Thanks Fiberoptic — that’s so weird, because apparently that never happens ...

Starting to understand how naive most people are. It’s honestly shocking.

Twinkletoes888 · 28/02/2020 20:37

Maybe his mummy banned him from Instagram and Snapchat so he had to leave his room to groom kids 🙄

Not all people are cranky.

DBS checks are done but really they are only as good as the day they are done because he could get nicked that night for having indecent images and it would never show unless he was rechecked.

Also weirdo woman roam society as well...

AsAnActualWoman · 28/02/2020 20:38

Never heard of Youth Workers having placements in Guides, Brownies, Rainbows, Cubs, Scouts, or Rangers. And I'm a uni qualified Youth Worker and was a Guide Leader.
I wouldn't think its be enough for qualifying.

FoamingAtTheUterus · 28/02/2020 20:38

It everyone is lucky enough to have a male role model in their lives.

I didn't growing up and got a lot from the men that volunteered at guides, choir, my youth club etc.

I don't see an issue at all and think your whole thread is extremely odd.

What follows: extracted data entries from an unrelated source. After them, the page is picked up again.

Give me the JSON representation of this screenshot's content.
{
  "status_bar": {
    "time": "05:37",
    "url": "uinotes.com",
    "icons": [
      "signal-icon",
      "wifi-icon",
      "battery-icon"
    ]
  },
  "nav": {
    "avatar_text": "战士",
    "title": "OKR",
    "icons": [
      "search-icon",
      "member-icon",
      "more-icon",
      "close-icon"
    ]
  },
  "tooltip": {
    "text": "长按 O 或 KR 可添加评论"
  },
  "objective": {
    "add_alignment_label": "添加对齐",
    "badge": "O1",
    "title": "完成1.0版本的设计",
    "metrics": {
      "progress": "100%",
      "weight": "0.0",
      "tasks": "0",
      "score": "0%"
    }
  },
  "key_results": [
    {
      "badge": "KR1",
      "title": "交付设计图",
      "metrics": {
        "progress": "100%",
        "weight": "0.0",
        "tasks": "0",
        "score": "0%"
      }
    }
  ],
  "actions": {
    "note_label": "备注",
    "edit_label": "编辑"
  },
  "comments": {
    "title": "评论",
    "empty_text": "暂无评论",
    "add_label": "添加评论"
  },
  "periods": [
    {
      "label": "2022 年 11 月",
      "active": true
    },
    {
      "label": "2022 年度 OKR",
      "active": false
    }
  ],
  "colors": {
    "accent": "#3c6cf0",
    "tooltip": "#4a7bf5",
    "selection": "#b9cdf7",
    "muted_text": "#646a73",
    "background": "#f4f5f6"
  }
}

TryingToBeBold · 28/02/2020 20:39

@mindtheclegs

Your opinion already means nothing after your comment:

and remember, only men can rape
And asking why a transperson would want to work with children/young girls?! Because they're still a person? With their own aims in life to help people?!

Noone is downplaying sexual abuse or "safe female only environments" but its 4 bloody weeks. He would probably rather not be there half the time and I doubt he purposely chose GG just to be around young girls.